More than one in five Hoosiers smoke, a decline from 25.6 percent in 2011, yet
Indiana consistently places among the 10 states with the highest smoking rates
nationwide.

IU Health has been at the
forefront in treating tobacco-related lung disease and cancers, said Dr. Khalil
Diab, IU Health pulmonologist.

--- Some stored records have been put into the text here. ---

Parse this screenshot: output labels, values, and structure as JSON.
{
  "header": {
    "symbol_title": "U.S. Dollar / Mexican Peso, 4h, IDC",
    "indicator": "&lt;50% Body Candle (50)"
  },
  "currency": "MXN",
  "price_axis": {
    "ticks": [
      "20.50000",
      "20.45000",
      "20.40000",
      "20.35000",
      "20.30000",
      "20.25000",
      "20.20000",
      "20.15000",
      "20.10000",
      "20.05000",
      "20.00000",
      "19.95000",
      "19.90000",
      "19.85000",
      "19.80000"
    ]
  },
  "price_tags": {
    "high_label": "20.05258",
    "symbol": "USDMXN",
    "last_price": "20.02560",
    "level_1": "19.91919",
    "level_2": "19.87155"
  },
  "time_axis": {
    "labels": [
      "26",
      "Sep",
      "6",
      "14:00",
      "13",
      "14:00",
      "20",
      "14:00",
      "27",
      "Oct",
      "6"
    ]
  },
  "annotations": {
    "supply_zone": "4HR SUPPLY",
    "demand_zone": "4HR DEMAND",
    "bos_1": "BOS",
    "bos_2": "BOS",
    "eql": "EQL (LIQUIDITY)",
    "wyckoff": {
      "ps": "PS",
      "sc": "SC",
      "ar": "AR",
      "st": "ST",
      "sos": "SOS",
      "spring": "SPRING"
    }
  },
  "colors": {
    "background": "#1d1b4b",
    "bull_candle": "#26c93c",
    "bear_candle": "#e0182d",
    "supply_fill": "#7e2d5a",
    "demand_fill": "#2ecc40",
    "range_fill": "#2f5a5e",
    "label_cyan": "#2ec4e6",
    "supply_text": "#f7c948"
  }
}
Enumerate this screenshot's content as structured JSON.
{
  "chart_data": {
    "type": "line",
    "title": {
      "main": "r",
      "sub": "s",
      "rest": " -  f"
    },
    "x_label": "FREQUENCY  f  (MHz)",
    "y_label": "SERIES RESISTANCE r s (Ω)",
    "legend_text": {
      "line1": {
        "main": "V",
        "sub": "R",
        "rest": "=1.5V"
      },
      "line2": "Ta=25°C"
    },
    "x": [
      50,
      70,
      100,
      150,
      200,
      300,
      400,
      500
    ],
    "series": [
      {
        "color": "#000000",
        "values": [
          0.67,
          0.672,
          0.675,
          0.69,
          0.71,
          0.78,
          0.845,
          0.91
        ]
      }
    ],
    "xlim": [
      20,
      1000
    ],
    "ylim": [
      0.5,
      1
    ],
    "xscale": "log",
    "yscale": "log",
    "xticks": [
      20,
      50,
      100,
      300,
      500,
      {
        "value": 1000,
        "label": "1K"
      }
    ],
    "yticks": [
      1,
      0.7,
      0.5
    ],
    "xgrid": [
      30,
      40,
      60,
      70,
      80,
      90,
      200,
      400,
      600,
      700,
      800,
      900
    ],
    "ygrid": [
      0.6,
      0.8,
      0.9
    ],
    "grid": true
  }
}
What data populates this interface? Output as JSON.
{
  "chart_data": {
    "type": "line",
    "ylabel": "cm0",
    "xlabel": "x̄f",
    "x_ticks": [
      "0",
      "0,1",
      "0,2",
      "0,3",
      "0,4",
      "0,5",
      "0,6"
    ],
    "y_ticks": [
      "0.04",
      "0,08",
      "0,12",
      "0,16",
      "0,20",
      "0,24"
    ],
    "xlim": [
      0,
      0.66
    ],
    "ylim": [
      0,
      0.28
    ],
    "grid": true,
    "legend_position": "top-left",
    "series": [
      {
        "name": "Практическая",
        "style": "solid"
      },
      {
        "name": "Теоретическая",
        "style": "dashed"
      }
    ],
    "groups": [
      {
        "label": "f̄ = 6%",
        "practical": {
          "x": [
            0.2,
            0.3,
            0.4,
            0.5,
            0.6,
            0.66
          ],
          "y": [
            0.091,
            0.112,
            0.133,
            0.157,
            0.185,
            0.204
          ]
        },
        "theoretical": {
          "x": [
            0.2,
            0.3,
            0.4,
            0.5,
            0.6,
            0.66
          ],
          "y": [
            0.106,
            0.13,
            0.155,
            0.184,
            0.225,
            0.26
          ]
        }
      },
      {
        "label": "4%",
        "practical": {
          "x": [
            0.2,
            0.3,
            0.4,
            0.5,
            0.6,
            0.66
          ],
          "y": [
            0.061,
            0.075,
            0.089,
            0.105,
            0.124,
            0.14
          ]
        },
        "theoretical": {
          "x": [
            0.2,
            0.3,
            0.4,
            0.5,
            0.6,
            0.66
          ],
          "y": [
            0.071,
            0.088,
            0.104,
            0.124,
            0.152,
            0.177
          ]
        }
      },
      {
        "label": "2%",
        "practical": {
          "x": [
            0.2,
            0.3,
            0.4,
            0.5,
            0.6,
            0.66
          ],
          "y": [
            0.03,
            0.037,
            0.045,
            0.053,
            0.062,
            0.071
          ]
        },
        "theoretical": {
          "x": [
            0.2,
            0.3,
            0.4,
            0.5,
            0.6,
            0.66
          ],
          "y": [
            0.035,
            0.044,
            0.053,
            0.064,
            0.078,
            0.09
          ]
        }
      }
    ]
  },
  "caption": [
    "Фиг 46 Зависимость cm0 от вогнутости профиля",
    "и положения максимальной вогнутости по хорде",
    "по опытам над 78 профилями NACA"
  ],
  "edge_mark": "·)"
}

A large number of patients with smoking-related
diseases, including COPD, asthma and lung cancer, are treated at IU Health
facilities across the state, he said.

Research by pulmonologists
and lung cancer specialists at the IU School of Medicine aims to understand the
mechanisms of DNA damage and repair in cancer cells. “We have multiple clinical
trials with cutting-edge therapies for lung cancer patients in Indiana,” he
said.

A lung cancer screening
program also has been developed to improve the survival rate of Hoosiers who
are current or former smokers, said Dr. DuyKhanh P. Ceppa, associate professor
of thoracic surgery for the IU School of Medicine. The multi-disciplinary
treatment program, funded by a two-year grant from the National Cancer
Institute, launched Nov. 1 at the IU Health Simon Cancer Center, and the goal is to
eventually expand it to include all IU hospitals.

Still, Ceppa
said, “The data are very clear that more strict smoking laws have a direct
effect on decreased lung cancer rates in our states.”

The key is
prevention and early diagnosis, Diab agreed. “And state laws are urgently
needed to address that.”

Tobacco use is
the leading preventable cause of premature death and disease in the United
States, causing more deaths annually than alcohol, HIV, car accidents, illegal
drugs and firearm-related incidents combined, according to the Tobacco
Prevention and Cessation Commission.

Each year,
3,700 children under 18 become new daily smokers, the Fairbanks study cited.
Nearly 14 percent of women in Indiana smoke while pregnant, ranking the state
11th worst in the U.S.

Action steps
suggested by the Fairbanks study include: increasing the cigarette tax by $2
and the legal smoking age to 21; expanding access to medication-assisted
treatment; increasing syringe exchange programs and safe disposal sites for
opioids; and boosting prevention programs in schools.